The impossibility of staying below 2°C could also shake up the politics of climate change. After all, the UN climate talks are structured around this overarching goal. What will happen if everyone realizes it’s unreachable?

Last year, Geden, the German Institute researcher, broached this topic in a paper titled “Modifying the 2°C Target.” Then, in October, 11 researchers at the Tyndall Centre published a paper in Climate Policy exploring further alternatives to the 2°C limit. Here are a few options on offer:

Geoengineering: We could try to stay below 2°C through last-ditch “geoengineering” efforts. Some scientists have pointed out that we could, in theory, cool the Earth by putting sulfate particles into the atmosphere that reflect the sun. The downside? This could have all sorts of gruesome side effects, such as messing up global rainfall patterns. And it wouldn’t alleviate other dire impacts of our carbon-dioxide emissions, such as ocean acidification.

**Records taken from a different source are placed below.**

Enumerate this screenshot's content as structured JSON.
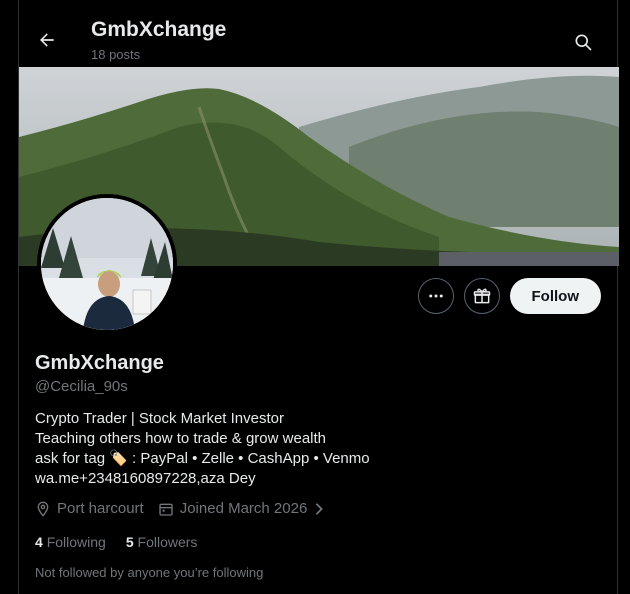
{
  "header": {
    "title": "GmbXchange",
    "posts_count": "18 posts"
  },
  "profile": {
    "name": "GmbXchange",
    "handle": "@Cecilia_90s",
    "bio_lines": [
      "Crypto Trader | Stock Market Investor",
      "Teaching others how to trade & grow wealth",
      "ask for tag 🏷️ : PayPal • Zelle • CashApp • Venmo",
      "wa.me+2348160897228,aza Dey"
    ],
    "location": "Port harcourt",
    "joined": "Joined March 2026"
  },
  "actions": {
    "more_icon": "more-icon",
    "gift_icon": "gift-icon",
    "follow_label": "Follow"
  },
  "stats": {
    "following_count": "4",
    "following_label": "Following",
    "followers_count": "5",
    "followers_label": "Followers"
  },
  "social_context": "Not followed by anyone you’re following",
  "colors": {
    "background": "#000000",
    "text_primary": "#e7e9ea",
    "text_secondary": "#71767b",
    "border": "#2f3336",
    "follow_bg": "#eff3f4"
  }
}
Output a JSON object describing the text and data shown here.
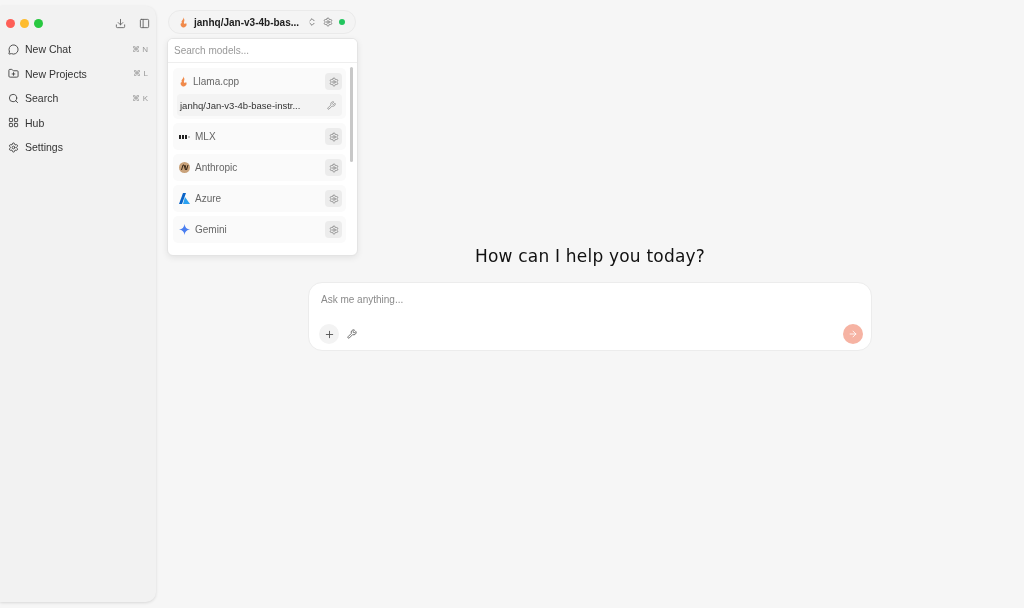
{
  "sidebar": {
    "items": [
      {
        "label": "New Chat",
        "shortcut": "⌘ N"
      },
      {
        "label": "New Projects",
        "shortcut": "⌘ L"
      },
      {
        "label": "Search",
        "shortcut": "⌘ K"
      },
      {
        "label": "Hub"
      },
      {
        "label": "Settings"
      }
    ]
  },
  "model_selector": {
    "value": "janhq/Jan-v3-4b-bas...",
    "status_dot": {
      "color": "#22c55e"
    }
  },
  "dropdown": {
    "placeholder": "Search models...",
    "providers": [
      {
        "name": "Llama.cpp",
        "models": [
          "janhq/Jan-v3-4b-base-instr..."
        ]
      },
      {
        "name": "MLX"
      },
      {
        "name": "Anthropic"
      },
      {
        "name": "Azure"
      },
      {
        "name": "Gemini"
      }
    ]
  },
  "heading": "How can I help you today?",
  "composer": {
    "placeholder": "Ask me anything..."
  }
}
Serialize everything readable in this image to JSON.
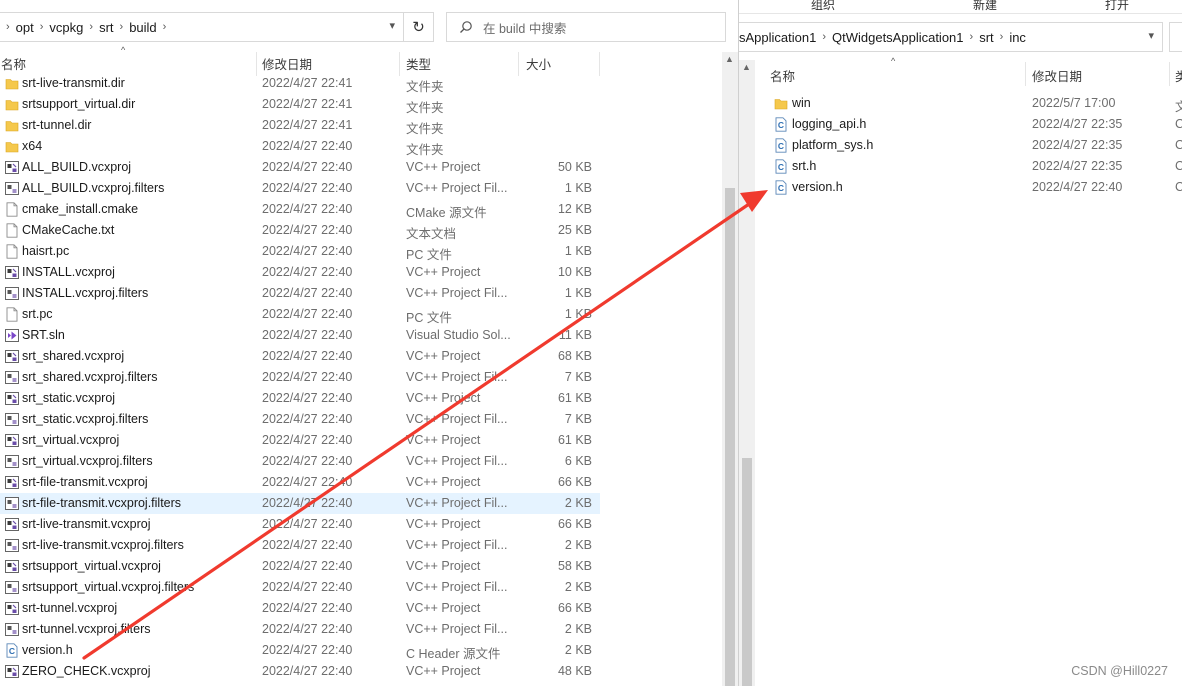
{
  "left_window": {
    "breadcrumb": [
      "opt",
      "vcpkg",
      "srt",
      "build"
    ],
    "search_placeholder": "在 build 中搜索",
    "columns": {
      "name": "名称",
      "date": "修改日期",
      "type": "类型",
      "size": "大小"
    },
    "files": [
      {
        "icon": "folder-icon",
        "name": "srt-live-transmit.dir",
        "date": "2022/4/27 22:41",
        "type": "文件夹",
        "size": ""
      },
      {
        "icon": "folder-icon",
        "name": "srtsupport_virtual.dir",
        "date": "2022/4/27 22:41",
        "type": "文件夹",
        "size": ""
      },
      {
        "icon": "folder-icon",
        "name": "srt-tunnel.dir",
        "date": "2022/4/27 22:41",
        "type": "文件夹",
        "size": ""
      },
      {
        "icon": "folder-icon",
        "name": "x64",
        "date": "2022/4/27 22:40",
        "type": "文件夹",
        "size": ""
      },
      {
        "icon": "vcxproj-icon",
        "name": "ALL_BUILD.vcxproj",
        "date": "2022/4/27 22:40",
        "type": "VC++ Project",
        "size": "50 KB"
      },
      {
        "icon": "filters-icon",
        "name": "ALL_BUILD.vcxproj.filters",
        "date": "2022/4/27 22:40",
        "type": "VC++ Project Fil...",
        "size": "1 KB"
      },
      {
        "icon": "file-icon",
        "name": "cmake_install.cmake",
        "date": "2022/4/27 22:40",
        "type": "CMake 源文件",
        "size": "12 KB"
      },
      {
        "icon": "file-icon",
        "name": "CMakeCache.txt",
        "date": "2022/4/27 22:40",
        "type": "文本文档",
        "size": "25 KB"
      },
      {
        "icon": "file-icon",
        "name": "haisrt.pc",
        "date": "2022/4/27 22:40",
        "type": "PC 文件",
        "size": "1 KB"
      },
      {
        "icon": "vcxproj-icon",
        "name": "INSTALL.vcxproj",
        "date": "2022/4/27 22:40",
        "type": "VC++ Project",
        "size": "10 KB"
      },
      {
        "icon": "filters-icon",
        "name": "INSTALL.vcxproj.filters",
        "date": "2022/4/27 22:40",
        "type": "VC++ Project Fil...",
        "size": "1 KB"
      },
      {
        "icon": "file-icon",
        "name": "srt.pc",
        "date": "2022/4/27 22:40",
        "type": "PC 文件",
        "size": "1 KB"
      },
      {
        "icon": "sln-icon",
        "name": "SRT.sln",
        "date": "2022/4/27 22:40",
        "type": "Visual Studio Sol...",
        "size": "11 KB"
      },
      {
        "icon": "vcxproj-icon",
        "name": "srt_shared.vcxproj",
        "date": "2022/4/27 22:40",
        "type": "VC++ Project",
        "size": "68 KB"
      },
      {
        "icon": "filters-icon",
        "name": "srt_shared.vcxproj.filters",
        "date": "2022/4/27 22:40",
        "type": "VC++ Project Fil...",
        "size": "7 KB"
      },
      {
        "icon": "vcxproj-icon",
        "name": "srt_static.vcxproj",
        "date": "2022/4/27 22:40",
        "type": "VC++ Project",
        "size": "61 KB"
      },
      {
        "icon": "filters-icon",
        "name": "srt_static.vcxproj.filters",
        "date": "2022/4/27 22:40",
        "type": "VC++ Project Fil...",
        "size": "7 KB"
      },
      {
        "icon": "vcxproj-icon",
        "name": "srt_virtual.vcxproj",
        "date": "2022/4/27 22:40",
        "type": "VC++ Project",
        "size": "61 KB"
      },
      {
        "icon": "filters-icon",
        "name": "srt_virtual.vcxproj.filters",
        "date": "2022/4/27 22:40",
        "type": "VC++ Project Fil...",
        "size": "6 KB"
      },
      {
        "icon": "vcxproj-icon",
        "name": "srt-file-transmit.vcxproj",
        "date": "2022/4/27 22:40",
        "type": "VC++ Project",
        "size": "66 KB"
      },
      {
        "icon": "filters-icon",
        "name": "srt-file-transmit.vcxproj.filters",
        "date": "2022/4/27 22:40",
        "type": "VC++ Project Fil...",
        "size": "2 KB"
      },
      {
        "icon": "vcxproj-icon",
        "name": "srt-live-transmit.vcxproj",
        "date": "2022/4/27 22:40",
        "type": "VC++ Project",
        "size": "66 KB"
      },
      {
        "icon": "filters-icon",
        "name": "srt-live-transmit.vcxproj.filters",
        "date": "2022/4/27 22:40",
        "type": "VC++ Project Fil...",
        "size": "2 KB"
      },
      {
        "icon": "vcxproj-icon",
        "name": "srtsupport_virtual.vcxproj",
        "date": "2022/4/27 22:40",
        "type": "VC++ Project",
        "size": "58 KB"
      },
      {
        "icon": "filters-icon",
        "name": "srtsupport_virtual.vcxproj.filters",
        "date": "2022/4/27 22:40",
        "type": "VC++ Project Fil...",
        "size": "2 KB"
      },
      {
        "icon": "vcxproj-icon",
        "name": "srt-tunnel.vcxproj",
        "date": "2022/4/27 22:40",
        "type": "VC++ Project",
        "size": "66 KB"
      },
      {
        "icon": "filters-icon",
        "name": "srt-tunnel.vcxproj.filters",
        "date": "2022/4/27 22:40",
        "type": "VC++ Project Fil...",
        "size": "2 KB"
      },
      {
        "icon": "header-icon",
        "name": "version.h",
        "date": "2022/4/27 22:40",
        "type": "C Header 源文件",
        "size": "2 KB"
      },
      {
        "icon": "vcxproj-icon",
        "name": "ZERO_CHECK.vcxproj",
        "date": "2022/4/27 22:40",
        "type": "VC++ Project",
        "size": "48 KB"
      }
    ],
    "selected_row": "srt-file-transmit.vcxproj.filters"
  },
  "right_window": {
    "ribbon": {
      "organize": "组织",
      "new": "新建",
      "open": "打开"
    },
    "breadcrumb": [
      "sApplication1",
      "QtWidgetsApplication1",
      "srt",
      "inc"
    ],
    "columns": {
      "name": "名称",
      "date": "修改日期",
      "type_partial": "类"
    },
    "files": [
      {
        "icon": "folder-icon",
        "name": "win",
        "date": "2022/5/7 17:00",
        "type_partial": "文"
      },
      {
        "icon": "header-icon",
        "name": "logging_api.h",
        "date": "2022/4/27 22:35",
        "type_partial": "C"
      },
      {
        "icon": "header-icon",
        "name": "platform_sys.h",
        "date": "2022/4/27 22:35",
        "type_partial": "C"
      },
      {
        "icon": "header-icon",
        "name": "srt.h",
        "date": "2022/4/27 22:35",
        "type_partial": "C"
      },
      {
        "icon": "header-icon",
        "name": "version.h",
        "date": "2022/4/27 22:40",
        "type_partial": "C"
      }
    ]
  },
  "annotation": {
    "color": "#f03a2e",
    "from": "left version.h",
    "to": "right version.h"
  },
  "watermark": "CSDN @Hill0227"
}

Accept (slightly) higher temperatures: Alternatively, policymakers could concede that 2°C is unworkable and instead work to stay below a slightly higher limit like 2.5°C or 3°C. This sounds easy: we simply accept that we’re going to face higher climate risks and try to adapt. And even if 3°C of warming is riskier than 2°C, it’s less risky than 4°C.

But there’s a hitch. As Geden points out, relaxing the limit might make global climate talks even less productive than they already are. The temperature limits themselves would suddenly be open to negotiation and endless squabbling. The Tyndall researchers worried that this could allow the world to drift into a situation where 4°C or 6°C is accepted as inevitable.

Abandoning the 2°C limit might make international climate talks even less productive

Reframe the problem: Alternatively, the world could rephrase its goals in more appealing terms. Some experts have argued that 2°C was never a particularly useful limit because it was so difficult to translate into action. The University of Colorado’s Roger Pielke Jr. has suggested that we could focus on easier-to-grasp goals like increasing the proportion of carbon-free energy that the world uses — say, going from 13 percent today to 90 percent. That would achieve similar ends, but it’s a vastly different way of framing the problem.

“It puts you in a different intellectual space, where your answers are focused on the deployment of vast amounts of clean energy,” Pielke told me earlier this year. “It’s a politics of possibility and opportunity where innovation is at the center. We may end up no better off than we are now. But the path we’re on now is going nowhere.”

Similarly, David Victor of the University of California, San Diego has long argued that starting with an agreed-upon temperature limit and then brow-beating countries into adopt the required cuts is doomed to failure. Instead, it might be more productive for countries to focus on taking individual steps on climate and slowly building up toward an agreed-upon target.

In their Climate Policy paper exploring these alternatives, the Tyndall Centre researchers noted that all of the approaches carry drawbacks — reframing the problem, for instance, could divert attention away from the dangers of higher temperatures. Ultimately, they couldn’t let go of the idea that recommitting to the 2°C limit might just be the “least unattractive course of action.” But, they noted, the world would have to take the problem much, much more seriously than it’s currently doing.

Whatever the right answer here is, the authors wrote, it’s at least something that needs to be discussed more fully. “There’s a real danger that the 2°C goal will become discredited,” says the Tyndall Centre’s Tim Rayner, one of the co-authors of the paper. “We think it’s important to begin the debate before that eventuality hits.”